Academic background: After my A-levels in psychology, English language and geography, I went to Royal Holloway, UoL to study geography. I stayed at Royal Holloway, for a Quaternary Science MSc (I did my MSc thesis in conjunction with the University of Adelaide). After this, I took a working gap year, before starting my D.Phil at Oxford University.
What is your motivation: How much more motivation do you need than the opportunity to travel, play with mud and ash, command a space ship (i.e., the electron microprobe), learn new skills, and hopefully produce some quality research that will be useful for enabling a better understanding of previous (and future) volcanic eruption magnitude/frequency?
Funniest fieldwork story: It’s not really funny, more tragic, and it sadly frames my life.
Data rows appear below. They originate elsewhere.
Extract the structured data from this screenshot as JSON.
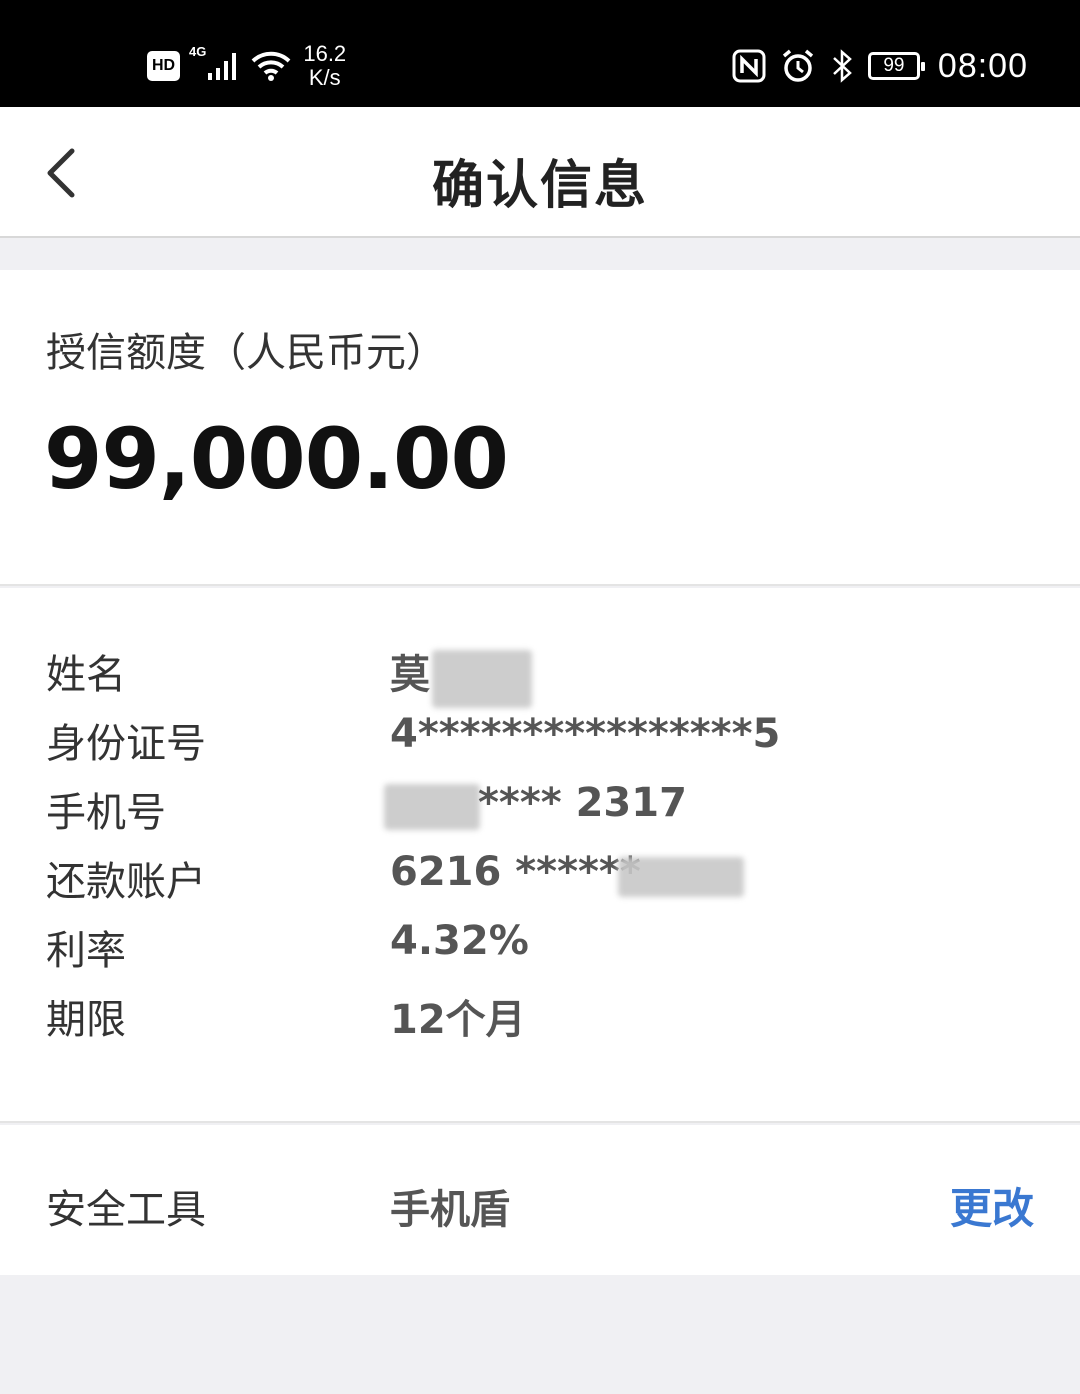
{
  "status_bar": {
    "hd": "HD",
    "network": "4G",
    "speed_value": "16.2",
    "speed_unit": "K/s",
    "battery": "99",
    "time": "08:00"
  },
  "nav": {
    "title": "确认信息"
  },
  "credit": {
    "label": "授信额度（人民币元）",
    "amount": "99,000.00"
  },
  "info": {
    "rows": [
      {
        "label": "姓名",
        "value": "莫"
      },
      {
        "label": "身份证号",
        "value": "4****************5"
      },
      {
        "label": "手机号",
        "value": "**** 2317"
      },
      {
        "label": "还款账户",
        "value": "6216 ******"
      },
      {
        "label": "利率",
        "value": "4.32%"
      },
      {
        "label": "期限",
        "value": "12个月"
      }
    ]
  },
  "security": {
    "label": "安全工具",
    "value": "手机盾",
    "change_label": "更改"
  },
  "colors": {
    "accent": "#3a78d1",
    "page_bg": "#f0f0f3"
  }
}
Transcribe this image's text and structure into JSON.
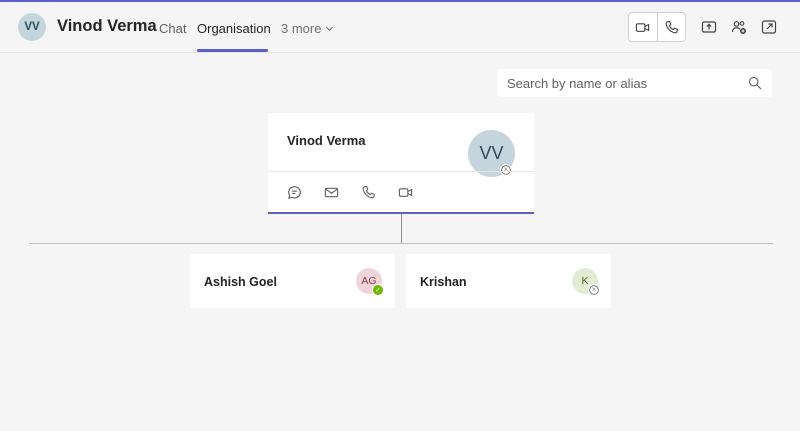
{
  "header": {
    "avatar_initials": "VV",
    "name": "Vinod Verma",
    "tabs": [
      {
        "label": "Chat"
      },
      {
        "label": "Organisation"
      }
    ],
    "more_label": "3 more"
  },
  "search": {
    "placeholder": "Search by name or alias",
    "icon": "search-icon"
  },
  "org": {
    "main": {
      "name": "Vinod Verma",
      "initials": "VV",
      "status": "offline",
      "actions": [
        "chat-icon",
        "mail-icon",
        "phone-icon",
        "video-icon"
      ]
    },
    "reports": [
      {
        "name": "Ashish Goel",
        "initials": "AG",
        "status": "available"
      },
      {
        "name": "Krishan",
        "initials": "K",
        "status": "offline"
      }
    ]
  },
  "colors": {
    "accent": "#5b5fc7",
    "avatar_main": "#c5d5de",
    "avatar_ag": "#f1d4da",
    "avatar_k": "#e2ecd3",
    "status_available": "#6bb700"
  }
}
I was staying at Lake Purrumbete, Australia, with my co-supervisor and colleagues during my MSc project. I went to the toilet just before dinner and as I left the bathroom I couldn’t open the door. I was stuck for literally 20 minutes! Apparently the door handle lifts upwards, who knew? Everyone had started eating without me… If I recall, it was spaghetti Bolognese.
The best moment of the PhD so far: Getting data back from the probe is always a little bit exciting – it’s really interesting to see whether it’s what you expected.
The worst moment of the PhD so far: When you’ve had a good day, and you feel like you’ve taken a good, solid step forward, and then the next day you realise that you’ve done something fundamentally wrong during your good day, and you know you’ve taken a spaceship backwards to another planet. It happens, and it is distressing and it is so hard to pick yourself up, or know where to go from there when you’re the primary person trying to keep yourself motivated within your research.